There are also huge holes in the collection of mobile apps like Todd Bishop from GeekWire wrote about yesterday in his Windows Phone- Why apps are still the big stumbling block

So why are some developers not producing apps for the Windows Phone 7 platform?  Since I am not a developer I can not speak to the differences between the tools and methods for building apps across the major platforms but I think I can talk to a possible misconception when it comes to apps and revenue.

Of course everyone knows that the iOS app store has over half a million apps in it. The Android store has over 200,000 and of course the Windows Phone Marketplace now has over 50,000.  The number of handsets out in the world follow a similar pattern with more iOS devices followed by Android and then Windows Phone.

However, does more handsets necessarily mean that more money will be made from your app in comparison to a smaller app store and handset count in the world? I say no it doesn’t.

There has already been evidence shown that an app in both the Windows Phone Marketplace and the Android Marketplace earn significantly different amounts of revenue and it does not line up as you think it might.  Turns out the smaller marketplace and handset footprint results in more revenue than the same app in a larger app store and more handsets.

There are two articles at WP Central that shows data shared by Nerualnet, an Orlando based developer I profiled on this site, to confirm that their Windows Phone app made much more money then its Android sibling in ad revenue.

Granted, there are likely many more apps in the iOS and Android stores which have made their developers rich folks and more power to them for their creativity and productivity.

However, what I do not get is the mindset I have seen around the Internet in stories, forums and other places which is the sheer disregard for the Windows Phone as a platform for apps.  Too small, not worth it, too much effort, etc. 

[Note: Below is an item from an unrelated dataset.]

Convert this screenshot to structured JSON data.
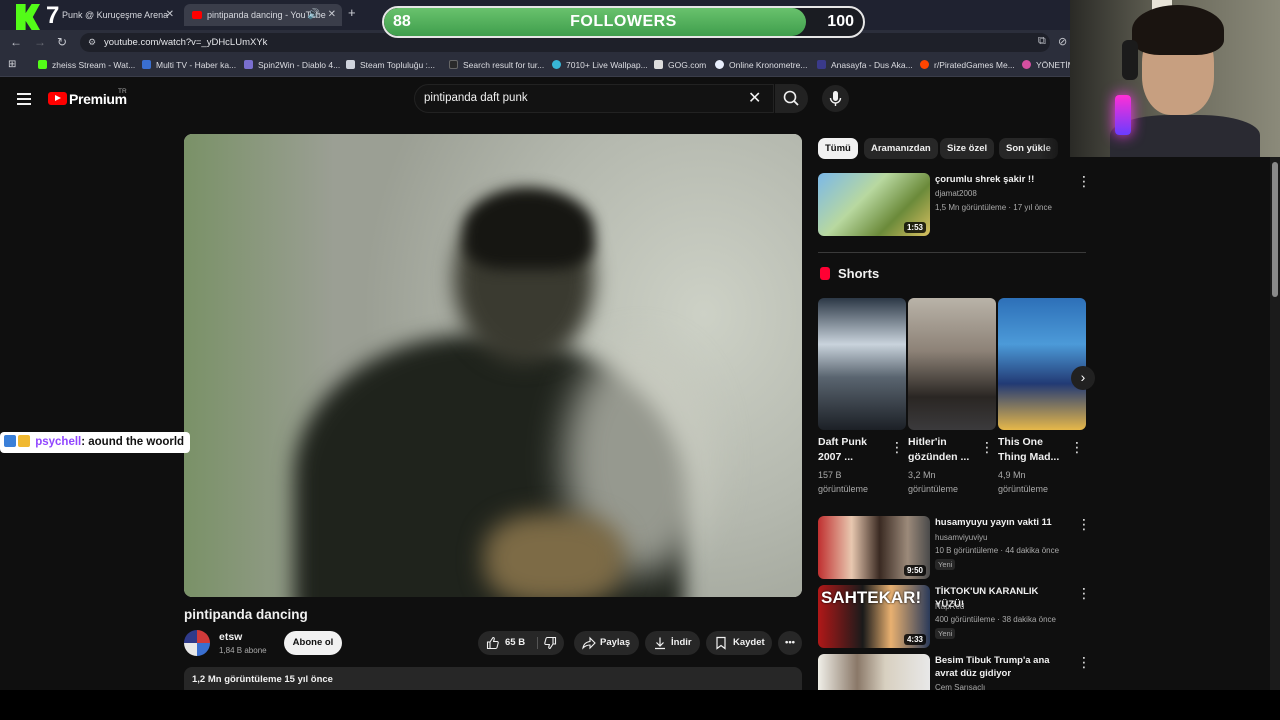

Developers do their thing to make money – it is their livelihood and chosen profession- and who can fault them for that.  It takes time and effort to learn the programming languages, design the user interface and experience and then market the app – no doubt about it – and I am not here to knock them for making a living.

I am confused though how a revenue stream can just be disregarded.  One of my favorite movies, Field of Dreams, has a great line that says “If you build it they will come.”

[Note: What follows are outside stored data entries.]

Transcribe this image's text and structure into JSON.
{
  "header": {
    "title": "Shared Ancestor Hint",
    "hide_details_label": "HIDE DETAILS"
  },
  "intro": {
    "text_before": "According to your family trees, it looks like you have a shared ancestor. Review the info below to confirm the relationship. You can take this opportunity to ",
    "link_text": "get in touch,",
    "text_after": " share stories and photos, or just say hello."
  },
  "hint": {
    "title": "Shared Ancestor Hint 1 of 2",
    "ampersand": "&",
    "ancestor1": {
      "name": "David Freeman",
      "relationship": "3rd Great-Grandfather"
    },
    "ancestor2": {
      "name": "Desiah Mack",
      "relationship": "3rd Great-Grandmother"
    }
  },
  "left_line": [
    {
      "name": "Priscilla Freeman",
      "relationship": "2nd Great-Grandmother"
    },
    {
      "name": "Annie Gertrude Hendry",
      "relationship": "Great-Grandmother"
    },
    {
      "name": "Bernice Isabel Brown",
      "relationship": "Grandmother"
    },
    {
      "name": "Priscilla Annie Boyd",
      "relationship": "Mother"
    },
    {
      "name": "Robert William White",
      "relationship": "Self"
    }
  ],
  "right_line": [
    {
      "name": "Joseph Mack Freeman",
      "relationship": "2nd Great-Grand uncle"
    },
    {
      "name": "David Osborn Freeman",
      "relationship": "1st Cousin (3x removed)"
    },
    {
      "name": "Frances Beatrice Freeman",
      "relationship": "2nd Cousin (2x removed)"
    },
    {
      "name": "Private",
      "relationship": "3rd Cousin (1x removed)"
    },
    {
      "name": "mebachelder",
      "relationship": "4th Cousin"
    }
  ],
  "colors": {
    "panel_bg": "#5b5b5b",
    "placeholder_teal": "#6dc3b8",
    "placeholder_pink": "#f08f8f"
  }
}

There is money to be made in the Windows Phone arena by developers who bring good apps to market that meet the needs of users.  There is money to be made by developers that will port some of their iOS and Android apps over to Windows Phone to bring that functionality to the platform.

A lot of major companies have already branched into the Windows Phone Marketplace and have brought some good looking and well functioning apps into the marketplace for our handsets.  Where is everyone else?

Earlier this year Microsoft released tools that make the porting of your iOS and Android apps to Windows Phone much easier. A $99 investment for a Windows Phone developer account and you can start to reach out to an entire new audience with earnings potential.

If you’re worried about the long term viability of the Windows Phone platform I have just one word for you – Xbox.

What exactly is holding you back from doing it?